Daniel, am Rande der Hysterie, schoß eine grelle Blitzlichtsalve ab, doch diese grausigen Biester wogen mehrere Kilo und hatten keine Angst vor Menschen. Die ersten Verletzungen waren zu sehen. Jason zog sein Fahrtenmesser, erstach zwei Ratten und warf sie den anderen zum Fraß vor. Augusta feuerte mehrere Schüsse mit einem kleinen Revolver ab ... Auf diese Weise gelang es ihnen, Reißaus zu nehmen. Gerade noch rechtzeitig!
als ich klein war: Als ich klein war, blieb ich stundenlang auf der Erde liegen und betrachtete die Ameisenhaufen. Das erschien mir »wirklicher« als das Fernsehen.
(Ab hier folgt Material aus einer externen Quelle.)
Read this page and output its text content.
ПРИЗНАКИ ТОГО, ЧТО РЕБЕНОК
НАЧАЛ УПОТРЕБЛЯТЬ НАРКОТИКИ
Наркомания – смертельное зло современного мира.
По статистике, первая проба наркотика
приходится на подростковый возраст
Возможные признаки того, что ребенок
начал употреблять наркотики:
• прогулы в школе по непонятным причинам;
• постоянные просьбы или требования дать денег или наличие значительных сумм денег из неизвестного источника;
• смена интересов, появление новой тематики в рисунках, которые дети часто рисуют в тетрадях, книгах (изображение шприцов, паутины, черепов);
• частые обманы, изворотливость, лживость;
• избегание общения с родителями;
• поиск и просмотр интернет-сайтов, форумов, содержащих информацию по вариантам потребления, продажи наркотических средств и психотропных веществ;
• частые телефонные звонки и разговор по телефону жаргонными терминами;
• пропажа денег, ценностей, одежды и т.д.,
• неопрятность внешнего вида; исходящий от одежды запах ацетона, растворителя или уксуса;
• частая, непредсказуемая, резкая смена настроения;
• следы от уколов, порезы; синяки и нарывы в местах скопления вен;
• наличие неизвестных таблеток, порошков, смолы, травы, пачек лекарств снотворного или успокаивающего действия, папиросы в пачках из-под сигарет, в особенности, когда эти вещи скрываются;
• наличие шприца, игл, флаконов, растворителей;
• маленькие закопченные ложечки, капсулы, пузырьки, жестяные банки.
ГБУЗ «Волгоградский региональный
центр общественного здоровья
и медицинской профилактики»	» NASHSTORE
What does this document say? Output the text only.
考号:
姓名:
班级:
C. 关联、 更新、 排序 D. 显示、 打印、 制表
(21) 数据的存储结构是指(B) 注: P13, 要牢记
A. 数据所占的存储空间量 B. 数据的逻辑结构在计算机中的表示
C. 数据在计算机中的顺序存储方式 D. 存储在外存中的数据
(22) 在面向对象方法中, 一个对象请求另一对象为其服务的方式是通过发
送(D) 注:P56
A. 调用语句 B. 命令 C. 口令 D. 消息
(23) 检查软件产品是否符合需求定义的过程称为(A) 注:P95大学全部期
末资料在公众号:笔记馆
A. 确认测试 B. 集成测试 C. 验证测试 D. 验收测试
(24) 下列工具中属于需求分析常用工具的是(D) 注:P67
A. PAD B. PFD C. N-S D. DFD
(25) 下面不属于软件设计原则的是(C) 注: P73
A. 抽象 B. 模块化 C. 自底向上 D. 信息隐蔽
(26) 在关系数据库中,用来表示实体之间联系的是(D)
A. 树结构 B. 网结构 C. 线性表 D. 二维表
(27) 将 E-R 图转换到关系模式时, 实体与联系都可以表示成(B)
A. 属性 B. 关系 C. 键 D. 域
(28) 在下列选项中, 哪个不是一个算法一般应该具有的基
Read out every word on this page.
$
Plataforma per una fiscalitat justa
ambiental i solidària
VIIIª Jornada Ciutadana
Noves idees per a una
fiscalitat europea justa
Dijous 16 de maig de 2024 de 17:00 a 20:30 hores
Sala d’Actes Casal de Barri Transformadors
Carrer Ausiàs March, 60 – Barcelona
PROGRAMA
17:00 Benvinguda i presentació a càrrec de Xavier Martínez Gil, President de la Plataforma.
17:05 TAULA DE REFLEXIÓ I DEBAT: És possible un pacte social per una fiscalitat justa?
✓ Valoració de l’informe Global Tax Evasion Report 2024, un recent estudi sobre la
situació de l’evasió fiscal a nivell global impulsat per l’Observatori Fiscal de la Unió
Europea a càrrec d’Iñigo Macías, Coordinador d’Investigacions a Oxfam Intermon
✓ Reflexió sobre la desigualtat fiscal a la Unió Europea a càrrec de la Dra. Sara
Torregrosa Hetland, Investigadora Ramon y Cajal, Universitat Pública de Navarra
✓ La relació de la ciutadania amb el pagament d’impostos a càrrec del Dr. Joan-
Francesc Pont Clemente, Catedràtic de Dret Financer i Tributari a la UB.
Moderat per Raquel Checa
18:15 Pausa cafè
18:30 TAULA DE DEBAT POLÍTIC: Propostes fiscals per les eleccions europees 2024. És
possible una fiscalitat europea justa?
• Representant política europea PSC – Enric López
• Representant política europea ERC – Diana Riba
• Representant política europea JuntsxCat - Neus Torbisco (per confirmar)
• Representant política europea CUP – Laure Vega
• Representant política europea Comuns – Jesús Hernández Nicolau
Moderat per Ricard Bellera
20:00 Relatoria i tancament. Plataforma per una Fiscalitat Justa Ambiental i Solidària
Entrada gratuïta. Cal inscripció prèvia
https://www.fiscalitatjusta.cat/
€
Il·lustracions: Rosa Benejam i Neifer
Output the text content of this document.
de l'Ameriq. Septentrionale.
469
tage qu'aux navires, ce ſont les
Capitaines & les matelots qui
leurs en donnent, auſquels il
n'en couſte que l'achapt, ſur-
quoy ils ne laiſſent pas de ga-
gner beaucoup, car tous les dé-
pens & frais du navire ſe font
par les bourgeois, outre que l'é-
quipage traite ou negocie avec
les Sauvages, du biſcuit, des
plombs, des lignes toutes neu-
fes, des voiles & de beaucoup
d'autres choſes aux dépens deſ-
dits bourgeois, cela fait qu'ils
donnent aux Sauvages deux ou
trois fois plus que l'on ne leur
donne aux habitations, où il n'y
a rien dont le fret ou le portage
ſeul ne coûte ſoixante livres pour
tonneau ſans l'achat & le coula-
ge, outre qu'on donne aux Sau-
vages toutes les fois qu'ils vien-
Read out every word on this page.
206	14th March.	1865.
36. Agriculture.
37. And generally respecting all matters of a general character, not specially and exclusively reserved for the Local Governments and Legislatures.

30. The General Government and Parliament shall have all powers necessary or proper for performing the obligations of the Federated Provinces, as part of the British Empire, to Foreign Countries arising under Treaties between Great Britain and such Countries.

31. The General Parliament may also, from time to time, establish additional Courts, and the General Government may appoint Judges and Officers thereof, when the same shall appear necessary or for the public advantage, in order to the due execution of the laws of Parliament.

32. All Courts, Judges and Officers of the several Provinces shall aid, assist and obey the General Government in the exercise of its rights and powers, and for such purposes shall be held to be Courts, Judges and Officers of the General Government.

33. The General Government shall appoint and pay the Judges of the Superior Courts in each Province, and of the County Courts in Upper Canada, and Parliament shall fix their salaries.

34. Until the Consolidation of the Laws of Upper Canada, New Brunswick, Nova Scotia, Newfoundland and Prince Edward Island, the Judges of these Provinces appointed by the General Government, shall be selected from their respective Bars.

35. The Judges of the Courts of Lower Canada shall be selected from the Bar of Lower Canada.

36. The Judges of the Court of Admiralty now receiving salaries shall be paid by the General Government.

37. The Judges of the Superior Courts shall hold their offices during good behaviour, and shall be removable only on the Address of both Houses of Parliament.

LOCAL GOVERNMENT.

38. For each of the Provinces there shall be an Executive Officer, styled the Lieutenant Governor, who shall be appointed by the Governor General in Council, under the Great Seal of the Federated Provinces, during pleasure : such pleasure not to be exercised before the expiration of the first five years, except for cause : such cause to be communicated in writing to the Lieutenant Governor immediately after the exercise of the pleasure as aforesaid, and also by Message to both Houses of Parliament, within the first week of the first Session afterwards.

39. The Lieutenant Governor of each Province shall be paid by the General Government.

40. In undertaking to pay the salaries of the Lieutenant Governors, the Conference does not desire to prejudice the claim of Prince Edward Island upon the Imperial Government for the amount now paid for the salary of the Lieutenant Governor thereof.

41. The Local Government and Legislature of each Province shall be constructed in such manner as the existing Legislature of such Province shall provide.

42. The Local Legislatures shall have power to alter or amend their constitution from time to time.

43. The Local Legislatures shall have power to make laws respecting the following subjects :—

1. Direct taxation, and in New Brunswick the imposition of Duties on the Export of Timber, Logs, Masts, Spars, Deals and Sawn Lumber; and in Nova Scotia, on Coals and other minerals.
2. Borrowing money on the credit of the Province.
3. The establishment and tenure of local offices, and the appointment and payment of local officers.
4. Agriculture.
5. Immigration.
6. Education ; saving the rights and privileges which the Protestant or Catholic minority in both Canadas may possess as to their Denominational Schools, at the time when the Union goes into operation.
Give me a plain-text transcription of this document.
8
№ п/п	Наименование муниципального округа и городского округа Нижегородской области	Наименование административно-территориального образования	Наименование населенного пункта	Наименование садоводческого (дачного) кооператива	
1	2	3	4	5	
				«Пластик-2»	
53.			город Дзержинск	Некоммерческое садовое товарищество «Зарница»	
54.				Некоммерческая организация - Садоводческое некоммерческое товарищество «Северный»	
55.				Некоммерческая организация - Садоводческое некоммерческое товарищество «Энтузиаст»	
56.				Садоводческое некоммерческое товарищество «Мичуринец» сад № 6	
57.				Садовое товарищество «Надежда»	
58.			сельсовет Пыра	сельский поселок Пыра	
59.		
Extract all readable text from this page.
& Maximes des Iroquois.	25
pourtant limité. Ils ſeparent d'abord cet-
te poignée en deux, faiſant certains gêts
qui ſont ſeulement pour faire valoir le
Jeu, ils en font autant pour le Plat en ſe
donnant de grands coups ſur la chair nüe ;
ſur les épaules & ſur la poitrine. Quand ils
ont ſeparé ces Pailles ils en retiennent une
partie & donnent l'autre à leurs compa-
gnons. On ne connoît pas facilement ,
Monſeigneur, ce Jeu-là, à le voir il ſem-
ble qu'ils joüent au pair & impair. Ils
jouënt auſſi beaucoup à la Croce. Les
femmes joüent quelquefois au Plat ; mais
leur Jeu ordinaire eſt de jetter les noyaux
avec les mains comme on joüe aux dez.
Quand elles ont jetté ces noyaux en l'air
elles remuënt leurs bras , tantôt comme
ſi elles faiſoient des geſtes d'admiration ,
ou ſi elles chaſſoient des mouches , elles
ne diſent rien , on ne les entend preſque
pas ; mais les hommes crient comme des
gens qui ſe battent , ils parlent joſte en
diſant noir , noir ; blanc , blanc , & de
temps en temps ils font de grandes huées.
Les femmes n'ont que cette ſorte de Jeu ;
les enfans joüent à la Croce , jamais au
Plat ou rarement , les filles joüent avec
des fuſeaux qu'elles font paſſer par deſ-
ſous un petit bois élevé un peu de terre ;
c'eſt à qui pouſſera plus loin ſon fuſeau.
Zu den Rätseln, die mir ein Ameisenhaufen bot, gehörte jenes: Warum brachten sie nach den Verwüstungen, die ich anrichtete, manche der Verletzten zurück und ließen die anderen sterben? Alle waren von der gleichen Größe ... Nach welchen Auswahlkriterien wurde ein Individuum für interessant erachtet und ein anderes für belanglos?